I suppose one of the main questions of translation is this: do you literally translate the work from the original language, resulting in a complete facsimile, or do you translate the idea of the work? The former, I feel, usually leads to pretty rubbish books. All of the original work’s references and eccentricities, which would be picked up by its language’s audience, are left intact, which usually leads the reader in translation feeling like they’re hearing the joke but not really getting it. A couple years ago I read, or, well, I look at the words of Carlo Emilio Gadda’s That Awful Mess on Via Merulana, a book that I am sure is brilliant in Italian, but its translation into English, with its local jokes and references and all that, is practically incompressible.
I’m thinking about the nature of translation because I have just finished reading Verdigris by Michele Mari, presenting in a translation from the Italian by Brian Robert Moore. The novel, which was originally published in the mid-00s, takes the form of a man looking back to his early teens when he used to stay on his grandparents’ estate in the village of Nasca in Lombardy. On the estate is a hulking groundskeeper, a man constantly described in abject terms, he is the “Monster”, he is “considerably ugly”, has a “bloated face” that is “deformed by growths, cavities, marks, scars”. At one point he is described as an ogre and the narrator comments on his likeness to Lennie from Steinbeck’s Of Mice and Men.

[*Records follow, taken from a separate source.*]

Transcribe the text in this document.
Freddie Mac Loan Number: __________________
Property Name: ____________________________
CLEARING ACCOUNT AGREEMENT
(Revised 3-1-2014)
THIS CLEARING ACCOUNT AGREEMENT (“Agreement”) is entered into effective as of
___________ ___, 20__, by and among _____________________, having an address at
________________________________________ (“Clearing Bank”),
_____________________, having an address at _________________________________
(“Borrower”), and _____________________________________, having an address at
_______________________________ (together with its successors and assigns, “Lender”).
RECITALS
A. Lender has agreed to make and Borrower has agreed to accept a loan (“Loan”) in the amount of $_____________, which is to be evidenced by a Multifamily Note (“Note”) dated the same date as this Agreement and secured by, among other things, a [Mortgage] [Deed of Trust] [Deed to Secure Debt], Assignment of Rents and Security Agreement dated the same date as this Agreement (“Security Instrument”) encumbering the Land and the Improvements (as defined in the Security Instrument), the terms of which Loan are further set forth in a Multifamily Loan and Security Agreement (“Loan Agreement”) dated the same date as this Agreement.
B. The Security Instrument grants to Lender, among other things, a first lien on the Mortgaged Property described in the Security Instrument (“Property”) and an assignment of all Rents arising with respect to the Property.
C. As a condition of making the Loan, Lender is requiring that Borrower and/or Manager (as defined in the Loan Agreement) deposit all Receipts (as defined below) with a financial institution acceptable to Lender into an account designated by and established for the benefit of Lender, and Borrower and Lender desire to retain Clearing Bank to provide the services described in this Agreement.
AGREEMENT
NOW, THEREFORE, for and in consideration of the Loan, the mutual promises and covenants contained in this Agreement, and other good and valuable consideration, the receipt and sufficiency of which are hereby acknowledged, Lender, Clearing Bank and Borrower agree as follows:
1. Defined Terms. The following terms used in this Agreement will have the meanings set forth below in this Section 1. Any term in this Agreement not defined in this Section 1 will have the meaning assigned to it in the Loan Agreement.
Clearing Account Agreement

The groundkeeper, named Felice, is a simple-minded man who is quickly losing his memory. Our narrator, young Michelín, grows fascinated with the Monster and is determined to help him set up a system by which he can retrieve those few flashes of memory he has left. Holding up a car with NASCAR on the side helps Felice remember that he lives in Nasca, etc.
The novel is an intriguing mystery. Michelín attempts to learn more about Felice, about his grandparents’ estate, about the town and its history, all from a man whose memory is depleting by the day. To read the novel for the plot is incredibly enjoyable. But it isn’t the most interesting aspect of Verdigris, at least, not for me.
The problem with the novel in Italian is that Mari wrote Felice to communicate in an incredibly hyper-local dialect that even born Italians would have a hard time with. Much of the novel is made up of conversations between Michelín and Felice, so when it comes to the question of translation, the translator is left with a challenge. How do you translate a novel that is so much about language, and how do you effectively translate an idiosyncratic dialect so that its eccentricities can be conveyed to a foreign audience?
Well, what the translator Brian Robert Moore did was make Felice Irish. Throughout his very Italian novel, where the characters are called names like Marisa and Carmen, where vineyards grow and all that, there is a central character who speaks in stylised Hiberno English. Things are banjaxed and “the” simply becomes the “d’” prefix. In his afterword, Moore talks about how the character of Felice just felt Irish to him and therefore it made sense to change the character to reflect this. I cannot help agreeing. The way Felice is described, all ruddy and bloated with filthy hands and a barely legible speaking voice, is unmistakably Irish.
Brian Robert Moore’s translation is astonishing work. And it more than makes a claim for translators to be given free rein when it comes to translating not just the language, but the culture, the references and the air of the work. Though I couldn’t possibly make such a judgement, I feel it would be hard for the novel to be any better in Italian than it is in English. Moore’s handling of Mari’s words are exactly how translation should be.
Anyway, hello. Given the ever-shrinking room afforded to books in the media, I thought I’d give Substack a try. I have no rules. I’ll review things that I have thoughts on. I hope you like it.